Regular Fragmentations

See:
          Description

Packages
com.simonstl.fragment  

 

Regular Fragmentations

Intro | Example | Command Line | Recursion | Skips | Characters | Attributes | Splits | Repetition | Future | License (MPL) | Download

Fragmenting textual content into XML elements

The com.simonstl.fragment package is designed to allow developers to fragment chunks of element content into smaller pieces during the course of parsing with a SAX-compliant parser. It is built on the filtering capabilities built into the SAX2 API.

The fragments are described using regular expressions, much like those specified in Appendix F of XML Schema Part 2, Datatypes. The actual regular expression processing is done using a utility package of the Apache XML project's Xerces parser for matches, and the Apache Jakarta's regexp package for splits. (For convenience, the FilterTester uses the Apache parser's SAX functionality as well as David Megginson's XML Writer.)

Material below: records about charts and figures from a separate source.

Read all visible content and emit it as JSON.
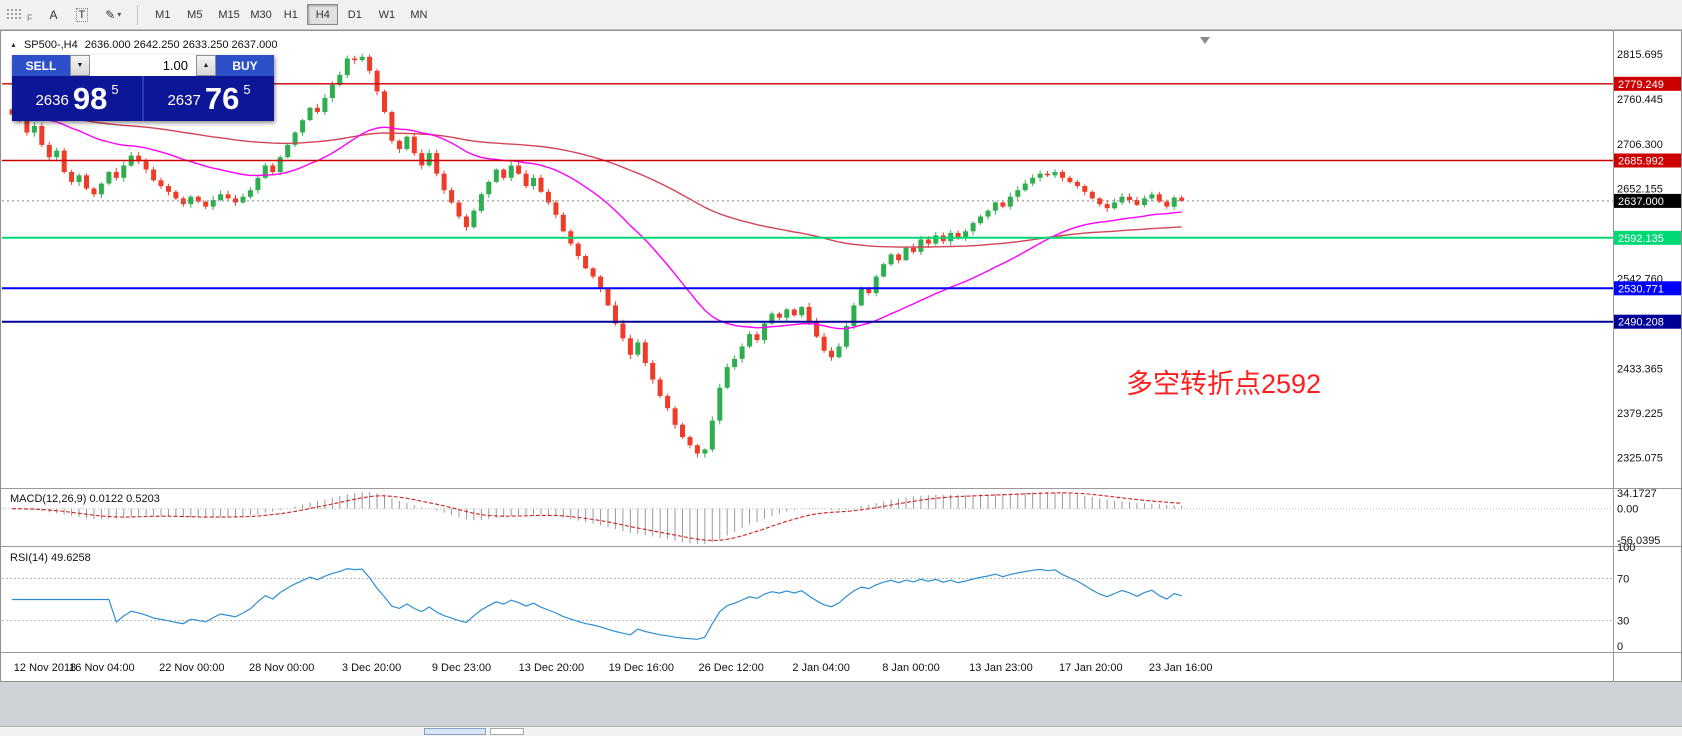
{
  "toolbar": {
    "f_label": "F",
    "text_tool": "A",
    "textbox_tool": "T",
    "timeframes": [
      "M1",
      "M5",
      "M15",
      "M30",
      "H1",
      "H4",
      "D1",
      "W1",
      "MN"
    ],
    "active_timeframe": "H4"
  },
  "chart_header": {
    "symbol": "SP500-,H4",
    "ohlc": "2636.000 2642.250 2633.250 2637.000"
  },
  "trade_panel": {
    "sell_label": "SELL",
    "buy_label": "BUY",
    "volume": "1.00",
    "sell_price": {
      "main": "2636",
      "pips": "98",
      "sup": "5"
    },
    "buy_price": {
      "main": "2637",
      "pips": "76",
      "sup": "5"
    }
  },
  "annotation": {
    "text": "多空转折点2592",
    "color": "#ff1e1e"
  },
  "price_scale": {
    "labels": [
      "2815.695",
      "2760.445",
      "2706.300",
      "2652.155",
      "2542.760",
      "2433.365",
      "2379.225",
      "2325.075"
    ],
    "current": {
      "label": "2637.000",
      "value": 2637.0,
      "bg": "#000000"
    }
  },
  "levels": [
    {
      "value": 2779.249,
      "label": "2779.249",
      "color": "#cc0000",
      "width": 1.4
    },
    {
      "value": 2685.992,
      "label": "2685.992",
      "color": "#cc0000",
      "width": 1.4
    },
    {
      "value": 2592.135,
      "label": "2592.135",
      "color": "#00d875",
      "width": 2
    },
    {
      "value": 2530.771,
      "label": "2530.771",
      "color": "#0000ff",
      "width": 2
    },
    {
      "value": 2490.208,
      "label": "2490.208",
      "color": "#000099",
      "width": 2
    }
  ],
  "chart_data": {
    "type": "candlestick",
    "symbol": "SP500-",
    "timeframe": "H4",
    "y_range": [
      2310,
      2830
    ],
    "up_color": "#2eae4f",
    "down_color": "#ef3c28",
    "closes": [
      2742,
      2735,
      2720,
      2728,
      2705,
      2690,
      2698,
      2672,
      2660,
      2668,
      2652,
      2645,
      2658,
      2672,
      2665,
      2680,
      2692,
      2685,
      2675,
      2662,
      2655,
      2648,
      2640,
      2633,
      2642,
      2636,
      2630,
      2638,
      2645,
      2640,
      2635,
      2642,
      2650,
      2665,
      2680,
      2672,
      2690,
      2705,
      2720,
      2735,
      2750,
      2745,
      2762,
      2778,
      2790,
      2810,
      2808,
      2812,
      2795,
      2770,
      2745,
      2710,
      2700,
      2715,
      2695,
      2680,
      2695,
      2670,
      2650,
      2635,
      2618,
      2605,
      2625,
      2645,
      2660,
      2675,
      2665,
      2680,
      2670,
      2655,
      2665,
      2648,
      2635,
      2620,
      2600,
      2585,
      2570,
      2555,
      2545,
      2530,
      2510,
      2488,
      2470,
      2450,
      2465,
      2440,
      2420,
      2400,
      2385,
      2365,
      2350,
      2340,
      2330,
      2335,
      2370,
      2410,
      2435,
      2445,
      2460,
      2475,
      2468,
      2488,
      2500,
      2495,
      2505,
      2498,
      2508,
      2490,
      2472,
      2455,
      2447,
      2460,
      2485,
      2510,
      2530,
      2525,
      2545,
      2560,
      2572,
      2565,
      2580,
      2575,
      2590,
      2585,
      2595,
      2588,
      2598,
      2592,
      2600,
      2610,
      2618,
      2625,
      2635,
      2630,
      2642,
      2650,
      2658,
      2665,
      2670,
      2668,
      2672,
      2665,
      2660,
      2655,
      2648,
      2640,
      2633,
      2628,
      2635,
      2642,
      2638,
      2632,
      2640,
      2645,
      2636,
      2630,
      2641,
      2637
    ],
    "wick_overrides": {
      "47": {
        "high": 2815.7
      },
      "93": {
        "low": 2325.1
      }
    },
    "x_labels": [
      "12 Nov 2018",
      "16 Nov 04:00",
      "22 Nov 00:00",
      "28 Nov 00:00",
      "3 Dec 20:00",
      "9 Dec 23:00",
      "13 Dec 20:00",
      "19 Dec 16:00",
      "26 Dec 12:00",
      "2 Jan 04:00",
      "8 Jan 00:00",
      "13 Jan 23:00",
      "17 Jan 20:00",
      "23 Jan 16:00"
    ],
    "ma_fast": {
      "period": 34,
      "color": "#ff00ff"
    },
    "ma_slow": {
      "period": 120,
      "color": "#d24558"
    },
    "macd": {
      "label": "MACD(12,26,9) 0.0122 0.5203",
      "fast": 12,
      "slow": 26,
      "signal": 9,
      "scale_labels": [
        "34.1727",
        "0.00",
        "-56.0395"
      ]
    },
    "rsi": {
      "label": "RSI(14) 49.6258",
      "period": 14,
      "color": "#2f8fd4",
      "levels": [
        70,
        30
      ],
      "scale_labels": [
        "100",
        "70",
        "30",
        "0"
      ]
    }
  }
}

An overview of the discussions which led to this package is available on XML.com, in Leigh Dodds' Parsing the Atom.

An example

Fragment processing applies a set of rules to a given document during parsing. The rules are specified as an XML document, using a simple vocabulary:

<?xml version="1.0" encoding="UTF-8"?>
<fragmentRules xmlns="http://simonstl.com/ns/fragments/">

<fragmentRule pattern="(\d{2,5})(\d{2})-(\d{2})">
<applyTo>
  <element nsURI="http://simonstl.com/ns/test/" localName="gYearMonth"/>
  <element nsURI="http://simonstl.com/ns/test/" localName="myYearMonth"/>
</applyTo>
<produce>
  <element nsURI="http://simonstl.com/ns/types/" localName="century" prefix="type" />
  <element nsURI="http://simonstl.com/ns/types/" localName="year" prefix="type" />
  <element nsURI="http://simonstl.com/ns/types/" localName="month" prefix="type" />
</produce>
</fragmentRule>

</fragmentRules>

This set of fragmentRules includes one rule which applies to two elements in the http://simonstl.com/ns/test/ namespace - gYearMonth and myYearMonth. The pattern attribute contains a regular expression ((\d{2,5})(\d{2})-(\d{2})) which defines how the content of those elements will be broken down. The produce element contains information describing how those parts should be represented as elements, characters, or simply skipped.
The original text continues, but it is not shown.